I’ve heard it said that life is not a journey but a dance. I think it may be both.
At various stages—and for a good chunk of my adult life—I’ve felt like I wasn’t where I should be. Like I was behind, playing catch-up. Like I was wasting my life, pissing and farting about while others seemed to be moving forward.
I was stuck in the future tense, waiting for life to happen instead of being thankful for the life I had. I waited for fate to knock on my door rather than wrestling it down and meeting my destiny halfway.
Your destiny is there—but it’s only through action that you find it.
You might say: “That’s all well and good, but I’m not motivated. I haven’t got my shit together. I spend most of my time distracting myself from what I should be doing—if I even know what that is.”
Well, the good news is: where you’re at is part of the process. And as long as you’re set on becoming more, you will. I promise.
The bad news? It takes longer than you think you can handle. You’ll need blinkers. You’ll need an overriding focus on becoming better than the person you were yesterday. And you’ll need to stop looking over the fence at people your age (or younger) who seem to have it all together and are kicking big goals.
From this point on, you are in competition with yourself—not with some Temu version of success worn by someone else.
Truly happy people are intrinsically motivated. That means they derive their purpose from within, not from playing everyone else’s game. You have to play your own game—with your own rules and goalposts. Not the ones set by your dad, your friends, or society.
You have to find your true north and be driven by your own values. When that happens, what you're meant to be doing becomes what you want to be doing, and life becomes a pull, not a push.
The further you move in that direction, the more momentum you gain, and the easier it becomes to overcome the inertia that holds you back.
But all this takes time.
You might not even know what your values are yet. You might be basing them on what’s expected—on the tribe. But real growth requires individuation. You have to become your own person and be guided by your highest self.
And here’s the thing: most people won’t want you to become your highest self. Why? Because they’re still living externally, in a state of competition.
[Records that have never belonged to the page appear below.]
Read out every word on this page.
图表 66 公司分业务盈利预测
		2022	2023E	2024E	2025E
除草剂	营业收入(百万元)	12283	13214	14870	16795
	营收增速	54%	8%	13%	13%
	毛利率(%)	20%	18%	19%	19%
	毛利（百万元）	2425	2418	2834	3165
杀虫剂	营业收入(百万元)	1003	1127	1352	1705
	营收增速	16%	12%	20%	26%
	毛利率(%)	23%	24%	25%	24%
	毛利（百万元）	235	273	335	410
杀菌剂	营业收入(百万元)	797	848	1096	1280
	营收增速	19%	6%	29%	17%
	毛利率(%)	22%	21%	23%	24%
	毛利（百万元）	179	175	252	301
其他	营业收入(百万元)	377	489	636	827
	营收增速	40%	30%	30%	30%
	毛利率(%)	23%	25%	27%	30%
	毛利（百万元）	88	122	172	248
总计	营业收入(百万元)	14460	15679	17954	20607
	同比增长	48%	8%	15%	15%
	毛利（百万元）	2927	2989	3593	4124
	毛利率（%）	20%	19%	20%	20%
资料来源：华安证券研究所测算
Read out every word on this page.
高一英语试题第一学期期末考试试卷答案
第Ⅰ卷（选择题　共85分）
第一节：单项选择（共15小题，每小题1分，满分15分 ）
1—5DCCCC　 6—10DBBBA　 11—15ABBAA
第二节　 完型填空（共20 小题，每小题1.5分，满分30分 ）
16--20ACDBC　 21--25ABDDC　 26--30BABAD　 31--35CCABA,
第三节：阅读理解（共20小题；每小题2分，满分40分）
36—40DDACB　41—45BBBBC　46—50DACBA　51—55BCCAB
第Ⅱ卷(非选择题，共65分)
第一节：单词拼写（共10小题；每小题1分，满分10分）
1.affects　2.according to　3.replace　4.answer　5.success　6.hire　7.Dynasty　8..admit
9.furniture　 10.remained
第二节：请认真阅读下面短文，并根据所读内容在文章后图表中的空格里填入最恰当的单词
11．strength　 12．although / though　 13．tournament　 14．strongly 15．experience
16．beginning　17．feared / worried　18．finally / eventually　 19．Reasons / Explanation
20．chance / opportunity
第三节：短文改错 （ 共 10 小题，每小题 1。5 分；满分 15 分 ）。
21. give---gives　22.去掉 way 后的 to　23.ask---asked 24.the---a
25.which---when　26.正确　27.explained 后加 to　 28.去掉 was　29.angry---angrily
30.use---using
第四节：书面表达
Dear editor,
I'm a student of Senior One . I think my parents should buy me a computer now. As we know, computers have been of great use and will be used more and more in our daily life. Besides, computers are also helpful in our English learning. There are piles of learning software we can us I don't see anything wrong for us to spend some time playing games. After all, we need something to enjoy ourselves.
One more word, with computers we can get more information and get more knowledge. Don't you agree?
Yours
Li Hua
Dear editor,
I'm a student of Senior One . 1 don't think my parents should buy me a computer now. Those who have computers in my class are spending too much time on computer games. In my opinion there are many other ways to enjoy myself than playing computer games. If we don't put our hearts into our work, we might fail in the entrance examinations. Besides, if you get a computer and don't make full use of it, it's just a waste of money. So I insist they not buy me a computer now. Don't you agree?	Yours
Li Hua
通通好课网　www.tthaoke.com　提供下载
To them, seeing you rise above feels like a diminishment of their own worth.
Many never individuate. They tick boxes. They’re dutiful. They function well in society—but they lack the insight that only comes from true self-realization.
Their focus remains outward. Yours needs to turn inward.
To become your best self, you must be willing to walk away from environments that don’t want to see you flourish on your own terms.
You need to find environments that do, even if that means being alone for a while.
And when you meet people who genuinely want to see you grow—who don’t need to shrink you to feel tall—latch onto them.
Even if you don’t feel worthy yet. Especially then. Do your best to become worthy.
Motivating yourself will always be harder if you're doing it for external reward or validation; the more you align with your highest values and purpose, the less you'll feel like you're wasting your life, and the more you'll feel like you're truly living.
You’re not wasting your life. You’re unfolding. Slowly. Awkwardly. But authentically. Growth doesn’t happen all at once. It happens in the quiet choices no one sees.
In the decisions to act even when you feel like stalling. In the moments where you refuse to give up on who you could become—even when you’re not yet sure who that is.
So stop waiting for life to find you. Go meet it halfway.